On May 21, positive topline results of the pivotal trial evaluating belumosudil in patients with chronic graft-versus-disease (cGvHD) were announced.¹ Belumosudil (KD025) is a selective inhibitor of Rho-associated coiled-coil kinase 2 (ROCK2), involved in modulating inflammatory response. The ongoing open-label, phase II ROCKstar study (KD025-213, NCT03640481) is being conducted in adults and adolescents with cGvHD who received ≥ 2 prior lines of systemic therapy.

Previously at the interim analysis, the study had met the primary endpoint of overall response rates (ORR). Now, the topline results confirmed the finding reporting ORR of 73% (95% CI, 60–83%; p < 0. 0001) and 74% (95% CI, 62 –84%; p < 0.001) with 200 mg once and twice-daily doses of belumosudil, respectively. The complete responses were observed across all affected organ systems. At the time of the primary analysis, after a median treatment duration of 29 weeks, the median duration of response has not been reached. Almost half of the patients (49%) maintained their response for ≥ 20 weeks. However, the data is still maturing. The toxicity of belumosudil has been manageable, with no reports of cytomegalovirus infections/reactivations or serious treatment-related cytopenias.

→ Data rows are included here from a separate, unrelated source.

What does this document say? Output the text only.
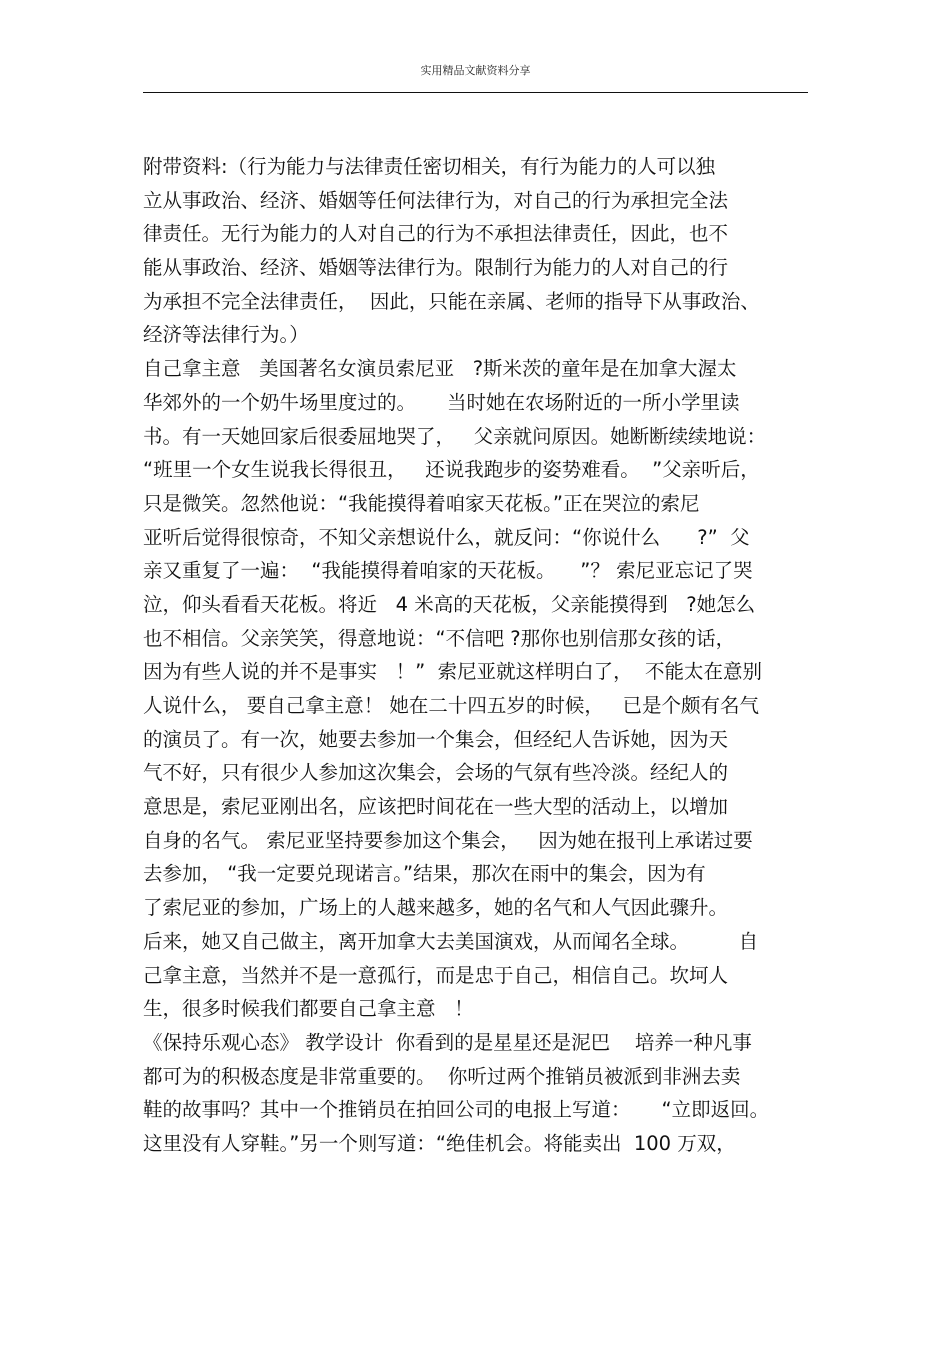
实用精品文献资料分享
附带资料:（行为能力与法律责任密切相关，有行为能力的人可以独
立从事政治、经济、婚姻等任何法律行为，对自己的行为承担完全法
律责任。无行为能力的人对自己的行为不承担法律责任，因此，也不
能从事政治、经济、婚姻等法律行为。限制行为能力的人对自己的行
为承担不完全法律责任，  因此，只能在亲属、老师的指导下从事政治、
经济等法律行为。）
自己拿主意   美国著名女演员索尼亚   ?斯米茨的童年是在加拿大渥太
华郊外的一个奶牛场里度过的。     当时她在农场附近的一所小学里读
书。有一天她回家后很委屈地哭了，   父亲就问原因。她断断续续地说：
“班里一个女生说我长得很丑，   还说我跑步的姿势难看。  ”父亲听后，
只是微笑。忽然他说：“我能摸得着咱家天花板。”正在哭泣的索尼
亚听后觉得很惊奇，不知父亲想说什么，就反问：“你说什么      ?”  父
亲又重复了一遍：  “我能摸得着咱家的天花板。    ”？ 索尼亚忘记了哭
泣，仰头看看天花板。将近   4 米高的天花板，父亲能摸得到   ?她怎么
也不相信。父亲笑笑，得意地说：“不信吧 ?那你也别信那女孩的话，
因为有些人说的并不是事实   ！”  索尼亚就这样明白了，  不能太在意别
人说什么， 要自己拿主意！ 她在二十四五岁的时候，   已是个颇有名气
的演员了。有一次，她要去参加一个集会，但经纪人告诉她，因为天
气不好，只有很少人参加这次集会，会场的气氛有些冷淡。经纪人的
意思是，索尼亚刚出名，应该把时间花在一些大型的活动上，以增加
自身的名气。 索尼亚坚持要参加这个集会，   因为她在报刊上承诺过要
去参加， “我一定要兑现诺言。”结果，那次在雨中的集会，因为有
了索尼亚的参加，广场上的人越来越多，她的名气和人气因此骤升。
后来，她又自己做主，离开加拿大去美国演戏，从而闻名全球。        自
己拿主意，当然并不是一意孤行，而是忠于自己，相信自己。坎坷人
生，很多时候我们都要自己拿主意   ！
《保持乐观心态》 教学设计  你看到的是星星还是泥巴    培养一种凡事
都可为的积极态度是非常重要的。  你听过两个推销员被派到非洲去卖
鞋的故事吗？其中一个推销员在拍回公司的电报上写道：     “立即返回。
这里没有人穿鞋。”另一个则写道：“绝佳机会。将能卖出  100 万双，
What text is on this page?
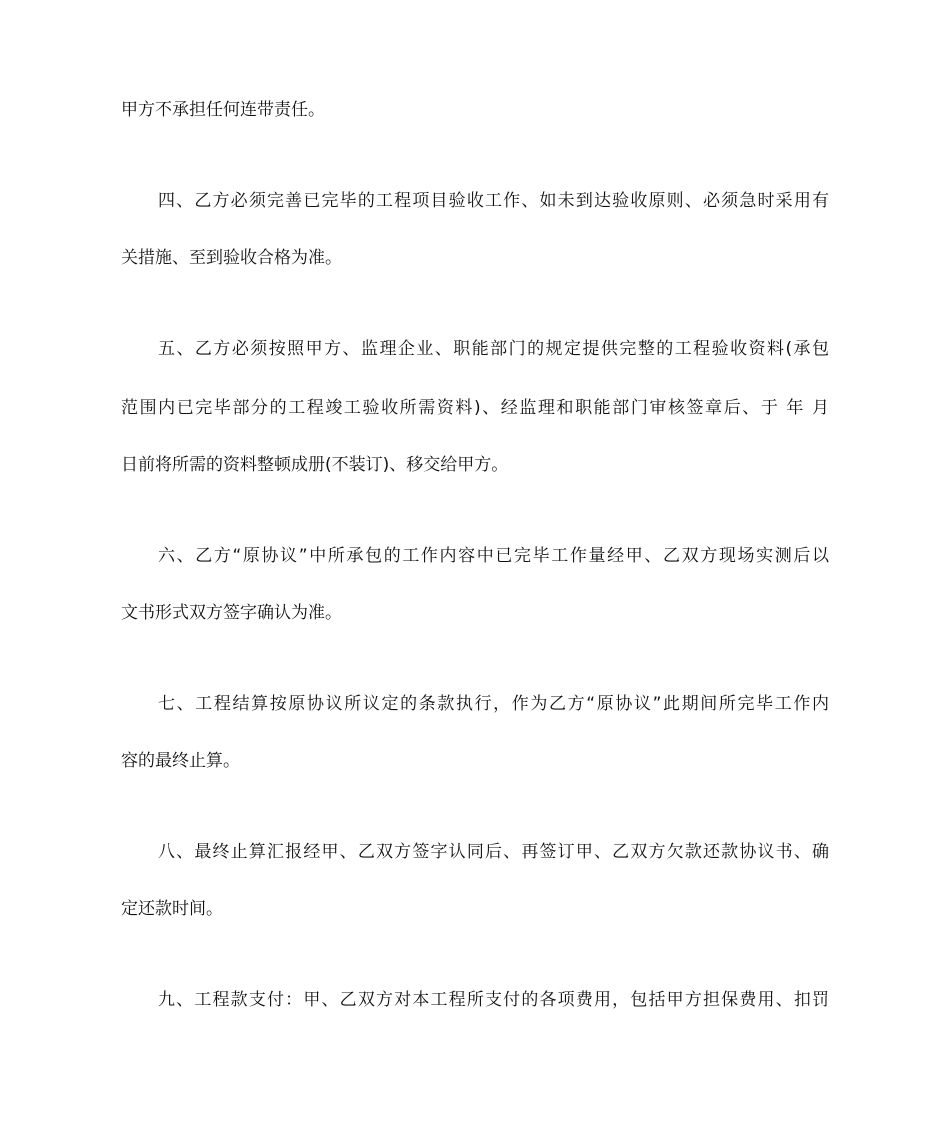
甲方不承担任何连带责任。
四、乙方必须完善已完毕的工程项目验收工作、如未到达验收原则、必须急时采用有
关措施、至到验收合格为准。
五、乙方必须按照甲方、监理企业、职能部门的规定提供完整的工程验收资料(承包
范围内已完毕部分的工程竣工验收所需资料)、经监理和职能部门审核签章后、于 年 月
日前将所需的资料整顿成册(不装订)、移交给甲方。
六、乙方“原协议”中所承包的工作内容中已完毕工作量经甲、乙双方现场实测后以
文书形式双方签字确认为准。
七、工程结算按原协议所议定的条款执行，作为乙方“原协议”此期间所完毕工作内
容的最终止算。
八、最终止算汇报经甲、乙双方签字认同后、再签订甲、乙双方欠款还款协议书、确
定还款时间。
九、工程款支付：甲、乙双方对本工程所支付的各项费用，包括甲方担保费用、扣罚
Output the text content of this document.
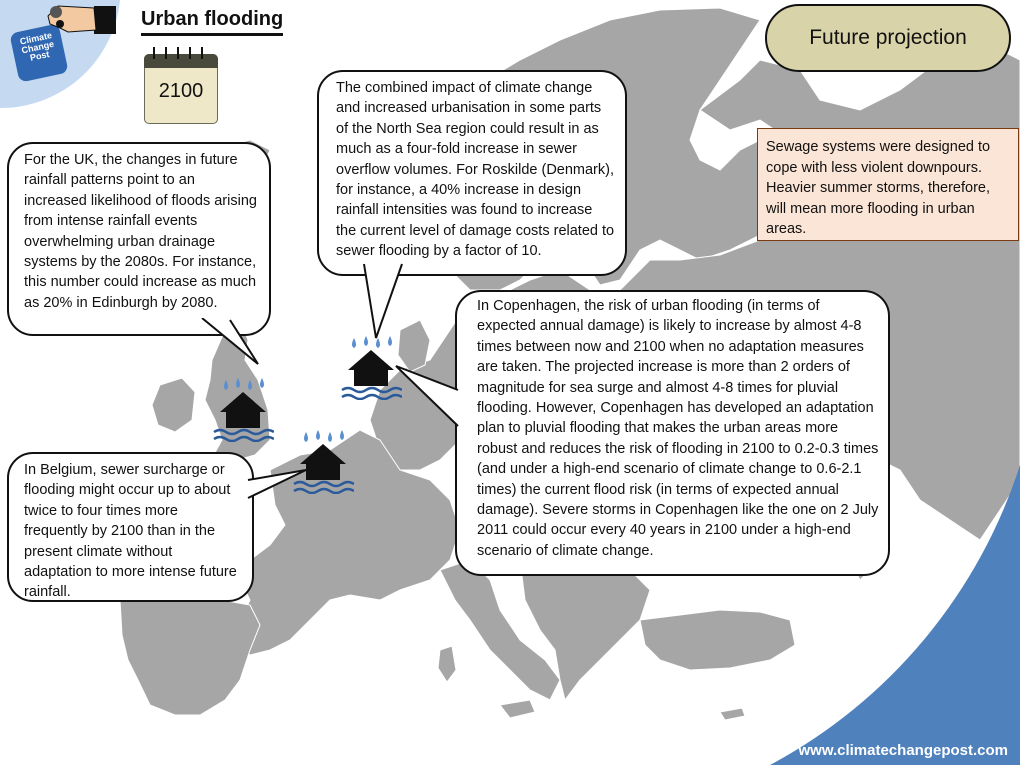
Climate Change Post
Urban flooding
2100
Future projection
Sewage systems were designed to cope with less violent downpours. Heavier summer storms, therefore, will mean more flooding in urban areas.
For the UK, the changes in future rainfall patterns point to an increased likelihood of floods arising from intense rainfall events overwhelming urban drainage systems by the 2080s. For instance, this number could increase as much as 20% in Edinburgh by 2080.
The combined impact of climate change and increased urbanisation in some parts of the North Sea region could result in as much as a four-fold increase in sewer overflow volumes. For Roskilde (Denmark), for instance, a 40% increase in design rainfall intensities was found to increase the current level of damage costs related to sewer flooding by a factor of 10.
In Belgium, sewer surcharge or flooding might occur up to about twice to four times more frequently by 2100 than in the present climate without adaptation to more intense future rainfall.
In Copenhagen, the risk of urban flooding (in terms of expected annual damage) is likely to increase by almost 4-8 times between now and 2100 when no adaptation measures are taken. The projected increase is more than 2 orders of magnitude for sea surge and almost 4-8 times for pluvial flooding. However, Copenhagen has developed an adaptation plan to pluvial flooding that makes the urban areas more robust and reduces the risk of flooding in 2100 to 0.2-0.3 times (and under a high-end scenario of climate change to 0.6-2.1 times) the current flood risk (in terms of expected annual damage). Severe storms in Copenhagen like the one on 2 July 2011 could occur every 40 years in 2100 under a high-end scenario of climate change.
www.climatechangepost.com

New Drug Application submission to the U.S. Food and Drug Administration (FDA) for belumosudil (KD025) is planned for the last quarter of this year. Previously, the drug has been granted FDA Breakthrough Therapy Designation for the treatment of patients with cGVHD and an Orphan Drug Designation.

Belumosudil is also being investigated in a phase II clinical trial in adults with diffuse cutaneous systemic sclerosis (KD025-209).